Okay, we’re going to start with an oldie but a goodie. It may not be the most exciting or modern option, but there’s a reason why businesses still use snail mail: it works. And these days, it works better than ever. 

This is because the return on investment for digital alternatives like mailing lists or Facebook ads are not quite as effective as they used to be. Sure, they still have their place, but the market is slightly oversaturated. People tune out, or have their browsers set up with adblockers. 

However, not many people ignore the traditional mailer. In fact, over 90% will open what you send them through the post. Compare that to emails, where your open rate can be as low as single-digit percentages. 

We’ll sign this one off with a specific strategy you can use: the thank you card. Just like grandma taught us growing up, the thank you card gives you that warm, fuzzy feeling. It builds human relationships in a world where individuals are numbers or faces on a digital profile. 

Embrace (the Right) Social Media Channels 

You’ll often hear people say that you absolutely must have a presence in social media. We’re going to be a little contrarian. Going for a spray and pray approach is not going to work. Don’t sign up to every single social media account you can find. This is why: 


  • You may spread yourself too thin. Do you really have the time or resources to manage Facebook, Instagram, Tik Tok, Twitter, Pinterest, etc.? If you don’t have an in-house marketing person, it’s probably not worth it. 
  • Where do your customers hang out? Maybe it’s just us, but we seriously doubt that people looking for pool installation or new braces will hang out in your Discord channel. Do some market research first, and figure out where your target audience spends their time online. 


Leverage Local Business Groups 

At most, small business owners tend to look for answers on Google, forums, or Facebook groups. But once again we’re going to point you to an old-school method, local business groups. There’s a wealth of good stuff you can get out of doing this: 


  • Meet people who operate in your area. There’s no such thing as a universal strategy. What works in one part of the world will most definitely not work in others (just have a look at these international marketing blunders). Having a local edge can help you avoid what won’t work. 
  • Partnerships. Local business groups are great for marketing and networking. Plenty of joint ventures come about as a result of local business events. Try and see how you can help each other. 
  • It gets ideas flowing. Getting together with other like-minded business owners will help you get out of your comfort zone, drive ideas forward, and help you look at a problem from a different angle. 


Content Marketing 

This is another low-cost (read: free!) method that can help improve your Google rankings, spread word of mouth, and get new customers through the door. The problem? Most businesses get content marketing completely wrong. 
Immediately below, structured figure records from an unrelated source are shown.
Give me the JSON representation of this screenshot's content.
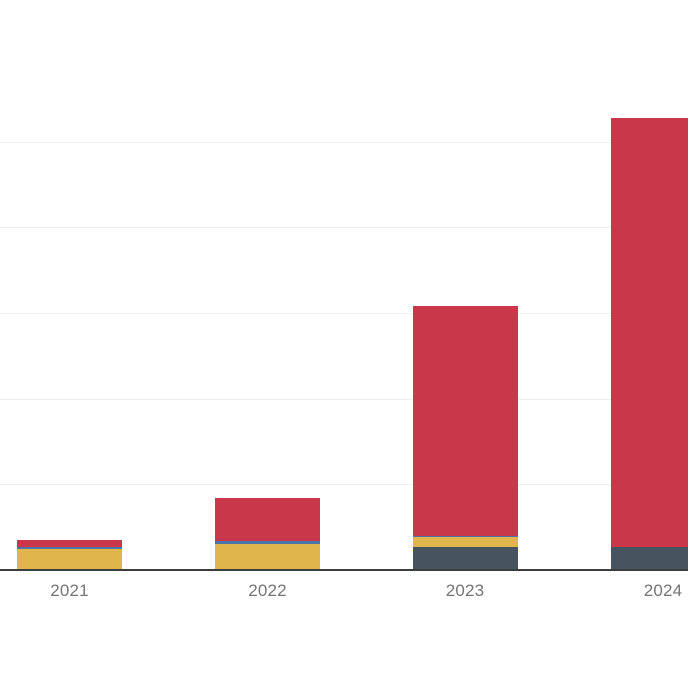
{
  "chart_data": {
    "type": "bar",
    "stacked": true,
    "title": "",
    "xlabel": "",
    "ylabel": "",
    "categories": [
      "2021",
      "2022",
      "2023",
      "2024"
    ],
    "series": [
      {
        "name": "dark-slate-segment",
        "color": "#45545e",
        "values": [
          0,
          0,
          27,
          27
        ]
      },
      {
        "name": "gold-segment",
        "color": "#dfb54c",
        "values": [
          25,
          30,
          12,
          0
        ]
      },
      {
        "name": "blue-segment",
        "color": "#4a74a8",
        "values": [
          2,
          4,
          1,
          0
        ]
      },
      {
        "name": "red-segment",
        "color": "#c9384a",
        "values": [
          8,
          50,
          268,
          501
        ]
      }
    ],
    "ylim": [
      0,
      665
    ],
    "gridline_values": [
      100,
      200,
      300,
      400,
      500
    ],
    "grid_on": true,
    "legend_position": "none",
    "axis_color": "#3d3d3d",
    "gridline_color": "#eeeeee",
    "tick_label_color": "#757575",
    "note_right_bar_clipped": true
  }
}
You see, it isn’t about churning out short, meaningless blog posts. But that’s what most people are doing. However, you need to focus on quality content, relevant topics, and stuff that is far better than anything else out there. It needs to be useful, not just a cookie-cutter copy of another piece of content. 

We’ll leave you with this: leverage your knowledge, be yourself, and focus on value proposition. Remember what makes you stand out, what your USP is. Don’t be afraid to show people you know what you’re talking about, that you’re an expert in the field. Give value for free, and you’ll see it come right back to you over time.